She left Japan in 1971 to travel around Europe where she came in contact with the Popular Front for the Liberation of Palestine (PFLP), and set up the what was later to be called the Japanese Red Army in Lebanon in February of that year. She was placed on the Metropolitan Police Department's international wanted list for the seizure of the French Embassy in The Hague, the Netherlands in 1974. Her goal was to establish bases around the world and to start a revolution in Japan.
She is also known by the surname Okudaira, which she registered herself under in Japan after faking a marriage to Takeshi Okudaira, another Red Army member who died during an attack in Tel Aviv.
She was arrested in Osaka in November 2000 outside the Takatsuki Kyoto Hotel where she was staying at the time. The arrest came as somewhat of a surprise since she had been evading Japanese authorities for 30 years and was believed to be living somewhere in Lebanon, although she had been living in Osaka since July 2000 using her friend's name. After her arrest, she shouted to reporters "I am determined fight on."
She is on trial on various charges, including leading the Japanese Red Army seizure of the French embassy in The Hague in September, 1974. In that incident, three Red Army members took 11 people hostage and forced the government of France to release one of their members.

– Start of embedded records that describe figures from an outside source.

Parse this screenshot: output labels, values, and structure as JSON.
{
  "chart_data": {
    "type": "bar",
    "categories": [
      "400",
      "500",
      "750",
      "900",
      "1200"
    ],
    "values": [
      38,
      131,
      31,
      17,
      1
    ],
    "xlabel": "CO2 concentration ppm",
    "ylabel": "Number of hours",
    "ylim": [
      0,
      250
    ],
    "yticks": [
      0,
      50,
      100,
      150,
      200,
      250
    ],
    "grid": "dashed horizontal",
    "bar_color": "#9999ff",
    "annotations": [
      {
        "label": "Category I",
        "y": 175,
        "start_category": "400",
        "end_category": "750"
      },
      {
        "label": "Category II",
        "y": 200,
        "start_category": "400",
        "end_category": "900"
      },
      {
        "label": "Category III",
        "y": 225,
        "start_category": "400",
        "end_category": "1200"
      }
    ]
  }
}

She has one daughter, Mei Shigenobu, whose father was Palestinian. She was not citizen of any country until March 2001, when she became a Japanese citizen. She only saw her mother at most two months out of the year when she lived in Lebanon, but called her mother a logical woman and that she "never raised her hand or raised her voice but she had a very good way of convincing you if you were wrong". As a child, she attended a strict Muslim school, although she states she is no longer a Muslim. She visited Japan for the first time in her April 2001. She had gained a small amount of notoriety with her controversial visit of a public school in Kanagawa prefecture near Tokyo on December 15, 2001. She apparently gave a talk on Arab culture and food, but the Israeli embassy in Tokyo sent a complaint to the school, stating the talk was politically biased when she spoke of the Palestinian Authority. In 2002, she lived in Tokyo and worked as an English teacher in a cram school.
During her trial hearing in April 2001, Shigenobu stated that she was disbanding the Japanese Red Army, and said she would continue her fight through legal means. In May 2001, her book Ringo-no Ki-no Shita-de Anata-wo Umo-to Kimeta (I decided to give birth to you under an apple tree) was published which was written as a message to her daughter.